Staying on Top of the Changes

Operating under a fee-for-service payment model rather than value-based care doesn’t change the fact that the CMS prioritizes fewer readmissions, improved preventative care, and reducing the cost of healthcare. Providers that do not make significant efforts to improve patient care in between visits could be at risk of financial penalty and subject to patient attrition as patients across the country are prioritizing their healthcare experience. In order to stay relevant, fee-for-service organizations are at least obligated to retain patients through improved patient engagement tactics and take steps to prevent avoidable readmissions. Providers have the opportunity to do both, while keeping costs to a minimum, by implementing improved patient engagement strategies.

No-shows are a reality for every organization and provide one area for improvement that provides a quick return on investment. A simple SMS messaging reminder has been proven to decrease rates by an average of 5-12 percent, and as much as 42%. Mobile use continues to grow across every demographic in the United States and is quickly becoming a preferred method of contact. Text messages have a 98% open rate, making them a more effective mode of communication than email or patient portals.

Providers can also leverage mobile technology for improved patient education. Automated text-based programs can empower patients to prioritize healthy day-to-day choices, including managing chronic illnesses and choosing healthier food options. Providing easily comprehensible, pre-translated words of advice and encouragement can have an immediate impact on the ongoing health of every patient.

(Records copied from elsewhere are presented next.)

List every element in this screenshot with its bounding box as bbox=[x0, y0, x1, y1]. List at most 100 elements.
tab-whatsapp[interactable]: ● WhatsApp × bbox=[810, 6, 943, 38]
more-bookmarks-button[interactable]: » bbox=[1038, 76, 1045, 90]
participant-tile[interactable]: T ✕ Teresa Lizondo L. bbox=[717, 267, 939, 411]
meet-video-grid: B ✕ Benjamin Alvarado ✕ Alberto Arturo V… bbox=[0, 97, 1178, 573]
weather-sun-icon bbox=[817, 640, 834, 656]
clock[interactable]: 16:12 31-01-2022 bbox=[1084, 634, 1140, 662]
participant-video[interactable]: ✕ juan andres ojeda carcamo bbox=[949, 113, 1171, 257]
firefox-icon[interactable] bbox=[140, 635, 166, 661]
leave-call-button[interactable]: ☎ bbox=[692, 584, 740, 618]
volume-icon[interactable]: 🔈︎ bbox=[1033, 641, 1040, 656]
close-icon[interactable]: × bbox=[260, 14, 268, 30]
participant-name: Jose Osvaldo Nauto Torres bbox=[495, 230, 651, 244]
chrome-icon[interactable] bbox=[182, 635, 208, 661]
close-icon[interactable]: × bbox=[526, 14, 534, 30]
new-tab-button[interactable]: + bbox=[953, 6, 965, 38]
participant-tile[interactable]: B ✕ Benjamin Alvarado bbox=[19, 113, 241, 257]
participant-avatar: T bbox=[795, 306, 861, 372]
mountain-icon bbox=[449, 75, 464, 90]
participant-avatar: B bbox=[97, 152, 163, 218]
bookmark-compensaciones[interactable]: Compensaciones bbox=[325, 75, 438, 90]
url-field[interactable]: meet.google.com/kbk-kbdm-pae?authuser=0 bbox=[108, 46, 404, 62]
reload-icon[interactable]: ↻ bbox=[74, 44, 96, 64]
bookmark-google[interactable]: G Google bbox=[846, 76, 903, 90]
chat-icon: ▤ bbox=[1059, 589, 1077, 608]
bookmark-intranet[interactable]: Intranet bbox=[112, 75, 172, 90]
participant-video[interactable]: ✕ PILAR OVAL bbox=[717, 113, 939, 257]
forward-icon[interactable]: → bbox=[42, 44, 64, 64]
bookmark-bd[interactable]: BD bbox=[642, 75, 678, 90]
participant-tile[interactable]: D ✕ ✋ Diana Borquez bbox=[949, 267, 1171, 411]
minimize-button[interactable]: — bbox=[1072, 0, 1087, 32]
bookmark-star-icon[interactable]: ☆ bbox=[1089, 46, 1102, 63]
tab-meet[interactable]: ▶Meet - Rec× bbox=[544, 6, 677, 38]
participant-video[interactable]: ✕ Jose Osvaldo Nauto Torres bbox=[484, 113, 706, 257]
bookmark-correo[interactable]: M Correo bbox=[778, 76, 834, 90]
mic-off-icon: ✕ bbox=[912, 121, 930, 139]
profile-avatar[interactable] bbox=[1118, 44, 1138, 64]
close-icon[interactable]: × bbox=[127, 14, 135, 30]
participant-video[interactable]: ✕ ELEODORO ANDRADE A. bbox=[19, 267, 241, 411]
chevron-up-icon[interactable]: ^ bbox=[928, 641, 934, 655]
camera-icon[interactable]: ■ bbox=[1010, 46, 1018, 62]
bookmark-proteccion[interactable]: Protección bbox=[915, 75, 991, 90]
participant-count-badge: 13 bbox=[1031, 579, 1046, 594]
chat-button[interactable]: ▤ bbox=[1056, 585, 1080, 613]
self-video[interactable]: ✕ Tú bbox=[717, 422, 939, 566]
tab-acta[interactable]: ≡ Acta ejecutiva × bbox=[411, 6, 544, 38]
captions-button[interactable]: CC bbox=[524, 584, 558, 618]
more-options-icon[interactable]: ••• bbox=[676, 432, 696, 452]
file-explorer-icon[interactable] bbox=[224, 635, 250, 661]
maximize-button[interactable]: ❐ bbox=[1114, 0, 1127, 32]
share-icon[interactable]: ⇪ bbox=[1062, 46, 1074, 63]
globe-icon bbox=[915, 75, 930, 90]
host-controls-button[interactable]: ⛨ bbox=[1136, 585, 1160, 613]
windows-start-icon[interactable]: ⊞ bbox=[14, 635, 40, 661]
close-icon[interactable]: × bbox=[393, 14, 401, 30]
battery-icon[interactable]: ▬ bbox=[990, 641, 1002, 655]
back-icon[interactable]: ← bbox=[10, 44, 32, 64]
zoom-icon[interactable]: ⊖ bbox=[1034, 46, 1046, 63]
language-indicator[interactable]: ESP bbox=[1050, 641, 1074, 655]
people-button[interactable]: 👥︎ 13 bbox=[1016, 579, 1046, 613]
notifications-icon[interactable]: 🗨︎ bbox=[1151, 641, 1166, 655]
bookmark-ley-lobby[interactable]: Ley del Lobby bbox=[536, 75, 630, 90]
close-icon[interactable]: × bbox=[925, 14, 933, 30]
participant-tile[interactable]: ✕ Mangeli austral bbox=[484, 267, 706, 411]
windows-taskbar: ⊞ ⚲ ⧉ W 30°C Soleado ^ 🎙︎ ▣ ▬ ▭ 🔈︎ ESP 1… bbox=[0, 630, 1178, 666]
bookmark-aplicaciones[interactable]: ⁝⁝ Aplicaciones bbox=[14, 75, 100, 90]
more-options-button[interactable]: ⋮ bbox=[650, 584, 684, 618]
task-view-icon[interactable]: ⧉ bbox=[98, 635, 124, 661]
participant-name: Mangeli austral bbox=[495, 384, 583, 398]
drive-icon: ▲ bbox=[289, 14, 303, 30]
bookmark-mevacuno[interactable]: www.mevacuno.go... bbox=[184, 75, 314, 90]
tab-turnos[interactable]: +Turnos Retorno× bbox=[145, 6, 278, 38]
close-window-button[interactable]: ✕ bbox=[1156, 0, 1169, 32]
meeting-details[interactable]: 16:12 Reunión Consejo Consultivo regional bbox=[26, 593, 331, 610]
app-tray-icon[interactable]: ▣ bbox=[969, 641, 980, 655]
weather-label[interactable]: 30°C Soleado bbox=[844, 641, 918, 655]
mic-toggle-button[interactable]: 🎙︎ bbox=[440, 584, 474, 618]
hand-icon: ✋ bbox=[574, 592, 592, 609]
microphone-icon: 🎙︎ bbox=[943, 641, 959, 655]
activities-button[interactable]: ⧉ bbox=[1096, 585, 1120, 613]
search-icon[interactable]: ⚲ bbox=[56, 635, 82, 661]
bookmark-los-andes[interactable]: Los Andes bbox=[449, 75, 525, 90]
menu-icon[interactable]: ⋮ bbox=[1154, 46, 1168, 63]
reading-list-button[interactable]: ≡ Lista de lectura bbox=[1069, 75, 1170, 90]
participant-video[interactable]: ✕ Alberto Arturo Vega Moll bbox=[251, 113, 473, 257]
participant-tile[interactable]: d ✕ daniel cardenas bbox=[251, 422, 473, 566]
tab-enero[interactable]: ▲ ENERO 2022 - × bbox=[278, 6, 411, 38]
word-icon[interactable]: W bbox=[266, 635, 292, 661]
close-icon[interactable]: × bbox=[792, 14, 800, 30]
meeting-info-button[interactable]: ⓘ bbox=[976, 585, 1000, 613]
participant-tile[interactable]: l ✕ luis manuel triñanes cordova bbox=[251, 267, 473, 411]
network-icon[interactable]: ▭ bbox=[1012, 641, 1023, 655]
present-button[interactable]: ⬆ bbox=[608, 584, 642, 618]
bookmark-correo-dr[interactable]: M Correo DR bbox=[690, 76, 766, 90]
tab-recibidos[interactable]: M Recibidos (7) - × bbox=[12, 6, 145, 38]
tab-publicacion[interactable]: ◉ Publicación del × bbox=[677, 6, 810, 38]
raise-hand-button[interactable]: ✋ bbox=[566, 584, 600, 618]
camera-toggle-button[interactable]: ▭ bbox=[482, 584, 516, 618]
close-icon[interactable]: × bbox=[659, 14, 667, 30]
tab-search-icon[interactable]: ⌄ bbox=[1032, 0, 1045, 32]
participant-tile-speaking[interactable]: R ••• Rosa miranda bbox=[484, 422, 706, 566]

Preventative outreach is another area where providers can leverage improved patient engagement to enable better outcomes. By using text messages, providers can easily fill preventative care appointments and help minimize the impact of chronic disease. Closing these gaps in care will not only lead to healthier patients, but will also provide opportunities for organizations to take advantage of special bonus payments tied to value-based metrics.

While the fee-for-service model has dictated the way providers deliver care for over a century, the complexity of today’s patient conditions and treatments are necessitating a shift in payment structure. The cost and health implications of treating the disease and not the patient have become to great. To successfully make the shift to a more patient-centric approach, providers will need to change the way that they engage with their patients, both inside and outside the walls of the health center.